Arriving in Galapagos – by Marike

First thing you need to know about the Galápagos, is that they’re VERY STRICT.

You have to apply in advance if you want to visit the islands and even then you are restricted to three islands unless you are willing to pay more than the already hefty “entrance fee”.

Most cruisers tend to avoid the Galápagos because of this, but ironically for us as South Africans it isn’t so bad. We need to get expensive visas for pretty much anywhere else we go, so to pay to visit the Galápagos archipelago wasn’t so bad.


The three islands we visited were San Cristóbal, Isabela and Santa Cruz.

Our port of entry was San Cristóbal. (They pronounce it with an accent on the o – San Chirs-TOE-val.)

We arrived the very first of May, but weren’t allowed off the boat until we had been cleared in.


We contacted our agent, Bolivar, and he said he would bring all 7 officials to our boat the next day. What an interesting experience! Just as he had said, all seven officials crowded onto the boat and each one had his or her turn inspecting something on the boat. I don’t even know about all the paperwork involved, but I had to do with two specific individuals – the team who inspected the boat for contamination. (Animal, insect, etc.)
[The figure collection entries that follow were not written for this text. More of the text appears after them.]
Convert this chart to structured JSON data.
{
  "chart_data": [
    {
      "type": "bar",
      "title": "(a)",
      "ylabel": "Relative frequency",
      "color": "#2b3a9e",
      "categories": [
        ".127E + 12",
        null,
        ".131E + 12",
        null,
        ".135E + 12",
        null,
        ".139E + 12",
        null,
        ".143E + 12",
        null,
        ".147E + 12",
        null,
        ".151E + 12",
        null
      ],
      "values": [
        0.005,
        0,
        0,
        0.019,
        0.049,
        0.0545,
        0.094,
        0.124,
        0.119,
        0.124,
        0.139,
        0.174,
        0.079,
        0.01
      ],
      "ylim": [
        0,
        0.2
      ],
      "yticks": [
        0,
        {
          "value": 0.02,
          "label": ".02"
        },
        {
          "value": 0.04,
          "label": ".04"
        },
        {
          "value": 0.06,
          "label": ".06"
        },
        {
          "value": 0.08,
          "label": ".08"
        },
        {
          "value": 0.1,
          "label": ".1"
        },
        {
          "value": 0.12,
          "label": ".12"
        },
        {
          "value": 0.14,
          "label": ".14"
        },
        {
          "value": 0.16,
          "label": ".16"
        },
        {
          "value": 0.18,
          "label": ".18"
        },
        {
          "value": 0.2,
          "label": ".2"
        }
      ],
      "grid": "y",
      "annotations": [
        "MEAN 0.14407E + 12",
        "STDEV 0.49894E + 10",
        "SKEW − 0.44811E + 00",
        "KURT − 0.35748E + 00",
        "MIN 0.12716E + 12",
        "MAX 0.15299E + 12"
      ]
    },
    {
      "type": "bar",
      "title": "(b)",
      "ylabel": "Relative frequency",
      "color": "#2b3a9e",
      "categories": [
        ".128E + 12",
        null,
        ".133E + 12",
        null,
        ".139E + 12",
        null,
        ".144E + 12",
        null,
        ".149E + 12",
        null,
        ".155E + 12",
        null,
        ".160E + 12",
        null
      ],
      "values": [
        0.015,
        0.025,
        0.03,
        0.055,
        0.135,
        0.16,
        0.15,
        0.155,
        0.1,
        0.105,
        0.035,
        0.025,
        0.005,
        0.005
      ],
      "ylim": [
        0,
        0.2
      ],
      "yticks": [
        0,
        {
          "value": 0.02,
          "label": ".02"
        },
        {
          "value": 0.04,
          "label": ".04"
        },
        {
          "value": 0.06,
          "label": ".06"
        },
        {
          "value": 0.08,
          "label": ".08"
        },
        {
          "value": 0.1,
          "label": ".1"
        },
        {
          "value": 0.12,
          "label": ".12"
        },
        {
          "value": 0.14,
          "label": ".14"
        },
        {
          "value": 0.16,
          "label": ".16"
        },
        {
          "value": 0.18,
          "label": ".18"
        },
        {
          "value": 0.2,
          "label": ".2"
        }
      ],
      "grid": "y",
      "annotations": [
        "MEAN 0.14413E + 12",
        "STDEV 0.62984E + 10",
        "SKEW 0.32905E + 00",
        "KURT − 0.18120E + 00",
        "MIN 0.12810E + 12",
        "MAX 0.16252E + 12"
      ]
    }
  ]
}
All the floor-boards had to come up, and we had to dig out all our pop-corn, rice and pasta. Mostly, we seemed pretty okay. No cockroaches climbed out from anywhere, there were no insects in the pop-corn or rice. I had to pack out all the pasta under my bed, handing them to the inspector one by one so he could shine a light into it, squinting with the effort to see little black bodies between the tan noodles. I think he was oddly satisfied when he did at last find one lonely packet of pasta with bugs in it. 😉

Everybody in the Galápagos seem to be able to speak and understand some English, but mostly it’s only a few words. The inspector was no exception and Franci and I were frequently called upon to “translate.” That is, listen very intently while understanding maybe one word out of ten, then smiling apologetically with a ‘lo siento’ and quickly discussing among ourselves what to report back to the family.

Hehe, not really. Our ‘emergency Spanish’ is still basically just that, but we were able to understand that the inspector wanted us to clean the boat very well after the fumigation. We received a receipt for the packet of contaminated pasta, (I think they incinerate those on the island), then he told us he would come back to the boat after two days to inspect again.

He never did. We never got our paper to say we had been inspected and approved, but fortunately the other islands accepted the receipt of the pasta as proof that we had been inspected.


The fumigation is compulsory and not a big deal. A man comes to the boat with a full-body suit, mask and a poison contraption. Everybody is ordered off the boat before the fumigation starts, so we didn’t actually see what happened. We were told to stay off the boat for at least 3 hours before returning, so to be safe we decided to stay away 5 hours and get our first good look at a Galápagos island. =)


Some of our very first Iguana sightings

The fascinating Cactus Tree. The stem looks just like that of a “normal” tree, but the leaves are decidedly not.